The most obvious benefit of buying a house is owning it. It is an asset with value, that can play a big role in securing yourself financially years down the line. Buying a home is becoming more flexible than you might imagine, too. People assume that they’ll be making the same mortgage payments for fifteen or thirty years, but options like refinancing your mortgage can cut down your monthly payments or shorten the duration of the mortgage. You can get a decent interest rate if you’ve already built up some equity in the property and have a decent credit score. You have more freedom with how you choose to live in and style your home, as well.
Mortgage interest is not the only cost of owning a home.
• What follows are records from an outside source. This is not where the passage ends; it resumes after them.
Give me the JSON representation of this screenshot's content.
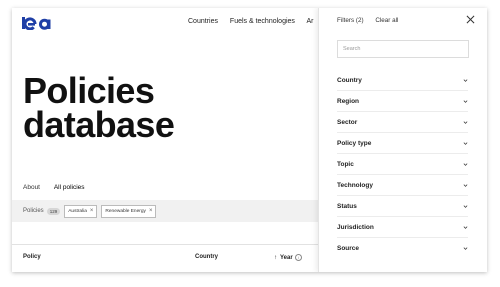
{
  "header": {
    "logo": "iea",
    "nav": [
      "Countries",
      "Fuels & technologies",
      "Ar"
    ]
  },
  "hero": {
    "line1": "Policies",
    "line2": "database"
  },
  "tabs": [
    {
      "label": "About",
      "active": false
    },
    {
      "label": "All policies",
      "active": true
    }
  ],
  "filter_bar": {
    "label": "Policies",
    "count": "129",
    "chips": [
      "Australia",
      "Renewable Energy"
    ]
  },
  "table": {
    "columns": [
      "Policy",
      "Country",
      "Year"
    ],
    "year_sort_icon": "up-arrow",
    "info_icon": "i"
  },
  "panel": {
    "filters_label": "Filters (2)",
    "clear_label": "Clear all",
    "search_placeholder": "Search",
    "items": [
      "Country",
      "Region",
      "Sector",
      "Policy type",
      "Topic",
      "Technology",
      "Status",
      "Jurisdiction",
      "Source"
    ]
  },
  "colors": {
    "brand": "#1F3FA6",
    "chip_bar": "#F1F1F1",
    "text": "#1A1A1A"
  }
}
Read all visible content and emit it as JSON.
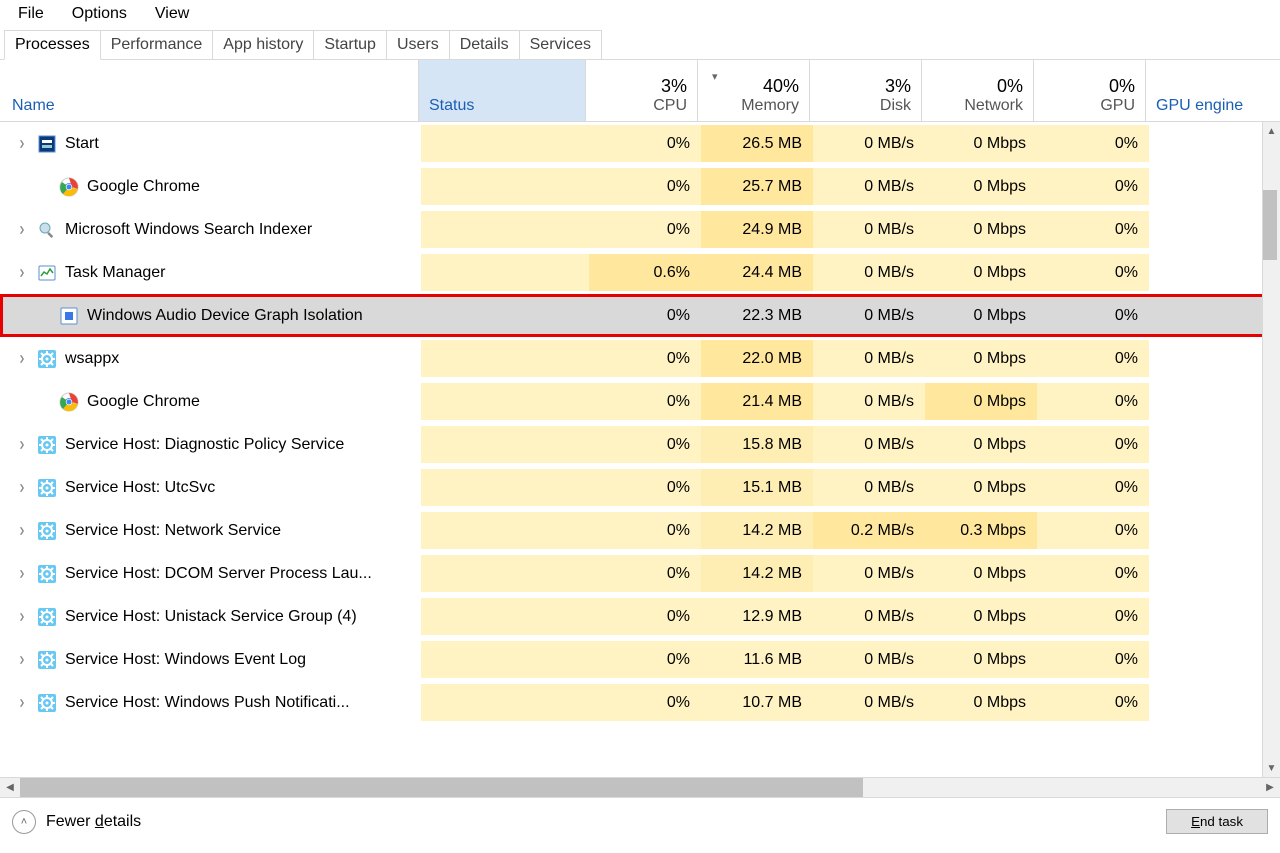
{
  "menu": {
    "file": "File",
    "options": "Options",
    "view": "View"
  },
  "tabs": {
    "processes": "Processes",
    "performance": "Performance",
    "app_history": "App history",
    "startup": "Startup",
    "users": "Users",
    "details": "Details",
    "services": "Services"
  },
  "columns": {
    "name": "Name",
    "status": "Status",
    "cpu_pct": "3%",
    "cpu": "CPU",
    "mem_pct": "40%",
    "mem": "Memory",
    "disk_pct": "3%",
    "disk": "Disk",
    "net_pct": "0%",
    "net": "Network",
    "gpu_pct": "0%",
    "gpu": "GPU",
    "gpu_engine": "GPU engine"
  },
  "rows": [
    {
      "expand": true,
      "icon": "start",
      "name": "Start",
      "cpu": "0%",
      "mem": "26.5 MB",
      "disk": "0 MB/s",
      "net": "0 Mbps",
      "gpu": "0%"
    },
    {
      "expand": false,
      "icon": "chrome",
      "name": "Google Chrome",
      "cpu": "0%",
      "mem": "25.7 MB",
      "disk": "0 MB/s",
      "net": "0 Mbps",
      "gpu": "0%"
    },
    {
      "expand": true,
      "icon": "search",
      "name": "Microsoft Windows Search Indexer",
      "cpu": "0%",
      "mem": "24.9 MB",
      "disk": "0 MB/s",
      "net": "0 Mbps",
      "gpu": "0%"
    },
    {
      "expand": true,
      "icon": "taskmgr",
      "name": "Task Manager",
      "cpu": "0.6%",
      "mem": "24.4 MB",
      "disk": "0 MB/s",
      "net": "0 Mbps",
      "gpu": "0%"
    },
    {
      "expand": false,
      "icon": "audio",
      "name": "Windows Audio Device Graph Isolation",
      "cpu": "0%",
      "mem": "22.3 MB",
      "disk": "0 MB/s",
      "net": "0 Mbps",
      "gpu": "0%"
    },
    {
      "expand": true,
      "icon": "gear",
      "name": "wsappx",
      "cpu": "0%",
      "mem": "22.0 MB",
      "disk": "0 MB/s",
      "net": "0 Mbps",
      "gpu": "0%"
    },
    {
      "expand": false,
      "icon": "chrome",
      "name": "Google Chrome",
      "cpu": "0%",
      "mem": "21.4 MB",
      "disk": "0 MB/s",
      "net": "0 Mbps",
      "gpu": "0%"
    },
    {
      "expand": true,
      "icon": "gear",
      "name": "Service Host: Diagnostic Policy Service",
      "cpu": "0%",
      "mem": "15.8 MB",
      "disk": "0 MB/s",
      "net": "0 Mbps",
      "gpu": "0%"
    },
    {
      "expand": true,
      "icon": "gear",
      "name": "Service Host: UtcSvc",
      "cpu": "0%",
      "mem": "15.1 MB",
      "disk": "0 MB/s",
      "net": "0 Mbps",
      "gpu": "0%"
    },
    {
      "expand": true,
      "icon": "gear",
      "name": "Service Host: Network Service",
      "cpu": "0%",
      "mem": "14.2 MB",
      "disk": "0.2 MB/s",
      "net": "0.3 Mbps",
      "gpu": "0%"
    },
    {
      "expand": true,
      "icon": "gear",
      "name": "Service Host: DCOM Server Process Lau...",
      "cpu": "0%",
      "mem": "14.2 MB",
      "disk": "0 MB/s",
      "net": "0 Mbps",
      "gpu": "0%"
    },
    {
      "expand": true,
      "icon": "gear",
      "name": "Service Host: Unistack Service Group (4)",
      "cpu": "0%",
      "mem": "12.9 MB",
      "disk": "0 MB/s",
      "net": "0 Mbps",
      "gpu": "0%"
    },
    {
      "expand": true,
      "icon": "gear",
      "name": "Service Host: Windows Event Log",
      "cpu": "0%",
      "mem": "11.6 MB",
      "disk": "0 MB/s",
      "net": "0 Mbps",
      "gpu": "0%"
    },
    {
      "expand": true,
      "icon": "gear",
      "name": "Service Host: Windows Push Notificati...",
      "cpu": "0%",
      "mem": "10.7 MB",
      "disk": "0 MB/s",
      "net": "0 Mbps",
      "gpu": "0%"
    }
  ],
  "footer": {
    "fewer_details": "Fewer details",
    "end_task": "End task"
  },
  "colors": {
    "yellow_light": "#fff3c4",
    "yellow_med": "#ffeeb3",
    "yellow_dark": "#ffe79e"
  }
}
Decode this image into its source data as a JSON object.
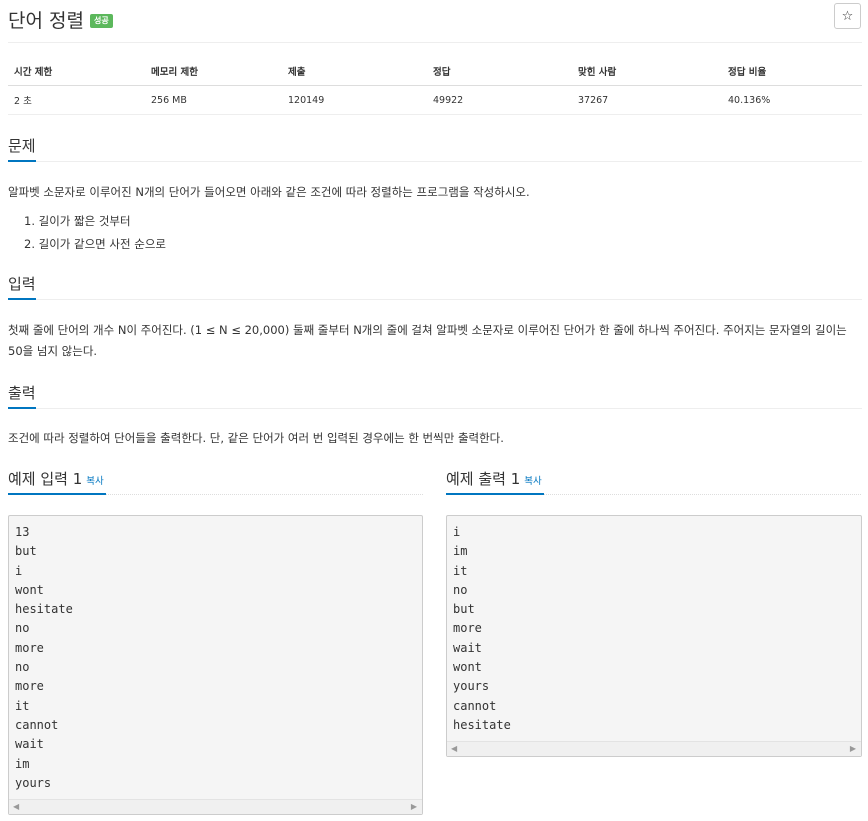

The property is your responsibility, so you need to take care of regular maintenance, especially if you want it to keep it from decreasing in value. In addition to the mortgage, there are property taxes, utilities, repair costs, lawn maintenance, and insurance to deal with too. There is always a risk of financial loss if the house drops value over the years. It takes a lot of effort to maintain a home and for a lot of people, it can feel like it’s tying you down to one location.
Starting with the most obvious pro: renting a home is cheaper than buying one. You don’t have to worry about repairs and maintenance (for the most part), so your budget becomes much more predictable. You’re not exposed to the sometimes harsh realities of the real estate market. It’s easier to rent with poor credit. Most importantly for those looking to find a home now, it’s a lot easier to find a place to rent than it is to buy. With sites like RoomHere, you can easily compare different options and find one that’s right for you. With no long-term commitments, it’s the safer choice for those who aren’t ready to fully commit to a certain location. Finally, money otherwise spent on a down payment can be invested and given time to grow.
Naturally, when you rent a home, you don’t put anything towards ownership of the property. Monthly rent is only paying for temporary living costs with no long-term investment. The lower costs make it easier to build your savings, but many believe that money is better spent towards buying a physical asset like a house. Although paying a mortgage for thirty years may seem like a long time, at least there is an end to the payments. If you never purchase property, you will have to pay rent forever. One of the other big issues with renting is the lack of freedom. You have limited say on everything from the color of the walls to your service providers. I remember paying a special fee just to have a pet cat, back when we lived in an apartment.
Your occupation, lifestyle, and financial situation are all going to play a big role in figuring out which option works best for you. The important thing to remember with these types of decisions is to forget about conventional thinking – just throw it out the window! You need to figure out which option provides the most benefits that align with your specific goals.
For us, home ownership has worked well because Mr. Smith is very handy and we’ve always wanted to use rental property as a long-term investment. We will need to move eventually, but it would be really advantageous if we could make this three bedroom home work for as long as possible, and then use it as a second rental property. Yes, this is probably a complete pipe-dream, but I’m not going to dismiss it just yet. You’ll never succeed, if you don’t even give something a chance.